Вернувшись домой, сообщила Фионе о тщетности попыток связаться с Кейраном, узнала от нее, что с Джеком все пока остается без изменений и решила, что настало время взять короткую паузу.
Я поплелась в гостиную, полностью обессиленная, опустилась там на пол, привалившись спиной к дивану, откинула голову на сиденье и отключилась, словно кто-то дернул рубильник, обесточивший меня окончательно. Последняя мысль была о том, что до сих пор сжимаю в онемевших пальцах два цветных карандаша Джун.
…Проснулась от того, что руки Кейрана гладили меня по лицу, голове, обнимали, сжимая в объятиях и поднимая с пола.
Я всхлипнула, куклой повисая в родных, крепко держащих меня руках. Приникла к сильному, горячему, живому и настоящему, так знакомо и необыкновенно приятно пахнущему телу Кейрана. Укрылась в нем, как в самом надежном убежище во всех мирах и при любых обстоятельствах, зная, что он, как и маленькая Джун, никогда меня не подведет, всецело доверяя этой уверенности.
— Где ты был?.. Где?.. Я так испугалась… Звонила, отсылала бесконечные сообщения, звала тебя, — лепетала я, уткнувшись в шею Кейрана.

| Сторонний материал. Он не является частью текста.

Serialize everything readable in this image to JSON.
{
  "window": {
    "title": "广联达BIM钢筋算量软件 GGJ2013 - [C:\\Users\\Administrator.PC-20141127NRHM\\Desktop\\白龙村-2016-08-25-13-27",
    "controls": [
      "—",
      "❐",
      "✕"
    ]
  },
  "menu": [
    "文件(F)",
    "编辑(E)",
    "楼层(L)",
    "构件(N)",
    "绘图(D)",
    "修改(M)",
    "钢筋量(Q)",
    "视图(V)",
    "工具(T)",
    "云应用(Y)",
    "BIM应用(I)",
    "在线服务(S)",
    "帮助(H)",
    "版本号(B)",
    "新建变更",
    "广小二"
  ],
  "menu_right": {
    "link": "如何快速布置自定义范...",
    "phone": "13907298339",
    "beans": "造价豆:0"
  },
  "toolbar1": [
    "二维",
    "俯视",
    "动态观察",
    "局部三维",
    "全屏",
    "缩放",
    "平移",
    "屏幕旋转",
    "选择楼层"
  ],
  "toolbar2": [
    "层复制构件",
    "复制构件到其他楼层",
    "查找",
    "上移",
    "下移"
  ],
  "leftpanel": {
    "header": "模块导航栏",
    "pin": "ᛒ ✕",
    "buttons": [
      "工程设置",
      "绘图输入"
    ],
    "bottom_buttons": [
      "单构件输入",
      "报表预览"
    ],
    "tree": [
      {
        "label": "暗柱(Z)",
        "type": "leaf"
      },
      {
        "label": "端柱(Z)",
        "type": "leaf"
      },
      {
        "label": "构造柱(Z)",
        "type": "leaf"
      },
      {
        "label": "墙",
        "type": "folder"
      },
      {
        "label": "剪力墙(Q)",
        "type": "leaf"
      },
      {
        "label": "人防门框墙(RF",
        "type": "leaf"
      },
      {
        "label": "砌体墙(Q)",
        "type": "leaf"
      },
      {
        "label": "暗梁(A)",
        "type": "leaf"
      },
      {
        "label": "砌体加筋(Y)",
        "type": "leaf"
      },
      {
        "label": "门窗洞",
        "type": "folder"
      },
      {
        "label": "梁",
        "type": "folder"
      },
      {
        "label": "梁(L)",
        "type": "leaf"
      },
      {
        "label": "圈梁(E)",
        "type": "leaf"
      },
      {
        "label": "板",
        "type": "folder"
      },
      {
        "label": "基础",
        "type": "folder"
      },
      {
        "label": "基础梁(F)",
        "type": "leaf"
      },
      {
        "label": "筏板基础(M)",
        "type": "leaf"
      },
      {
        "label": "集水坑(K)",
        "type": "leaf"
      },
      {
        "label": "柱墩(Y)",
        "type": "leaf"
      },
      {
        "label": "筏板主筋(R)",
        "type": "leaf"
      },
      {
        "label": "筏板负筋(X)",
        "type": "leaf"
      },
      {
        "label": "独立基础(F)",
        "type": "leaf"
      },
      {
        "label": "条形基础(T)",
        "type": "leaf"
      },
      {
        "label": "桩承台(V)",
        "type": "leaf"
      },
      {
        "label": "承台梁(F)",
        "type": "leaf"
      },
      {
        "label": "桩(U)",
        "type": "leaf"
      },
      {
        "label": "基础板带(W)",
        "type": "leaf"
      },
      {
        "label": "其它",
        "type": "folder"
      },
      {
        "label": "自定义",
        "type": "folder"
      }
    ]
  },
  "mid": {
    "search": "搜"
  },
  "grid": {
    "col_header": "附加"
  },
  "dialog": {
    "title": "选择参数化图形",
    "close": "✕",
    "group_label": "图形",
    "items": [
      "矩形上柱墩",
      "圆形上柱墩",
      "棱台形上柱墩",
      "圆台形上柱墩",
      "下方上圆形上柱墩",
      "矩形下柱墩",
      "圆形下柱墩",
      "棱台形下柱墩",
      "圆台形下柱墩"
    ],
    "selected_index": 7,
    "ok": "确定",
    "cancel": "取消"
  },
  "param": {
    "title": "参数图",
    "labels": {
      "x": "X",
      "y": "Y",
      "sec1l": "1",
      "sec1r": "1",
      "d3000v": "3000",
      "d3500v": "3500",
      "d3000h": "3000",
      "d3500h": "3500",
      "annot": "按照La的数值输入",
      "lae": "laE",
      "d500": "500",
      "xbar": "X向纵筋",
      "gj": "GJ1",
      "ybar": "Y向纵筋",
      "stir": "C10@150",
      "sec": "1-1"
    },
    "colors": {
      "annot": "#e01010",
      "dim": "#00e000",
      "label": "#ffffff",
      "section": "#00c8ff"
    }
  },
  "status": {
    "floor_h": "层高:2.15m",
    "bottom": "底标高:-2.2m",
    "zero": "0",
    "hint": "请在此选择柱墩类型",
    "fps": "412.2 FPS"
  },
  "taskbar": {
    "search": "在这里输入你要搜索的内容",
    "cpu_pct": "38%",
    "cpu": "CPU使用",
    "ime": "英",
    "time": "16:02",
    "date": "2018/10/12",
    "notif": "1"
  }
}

Он гладил меня по спине, все крепче прижимая к себе, шептал слова любви и утешения, а я почти не разбирала самих слов, но их значение тут же проникало в меня, смешиваясь с кровью, с дыханием, становясь частью меня самой.
— Кей… Джек… Он… — нечленораздельно вырвалось у меня.
— С Джеком все будет хорошо, — сказал Кейран, целуя меня в щеку. Его пальцы расплетали мою косу, путались в прядях, сжимая их почти болезненно.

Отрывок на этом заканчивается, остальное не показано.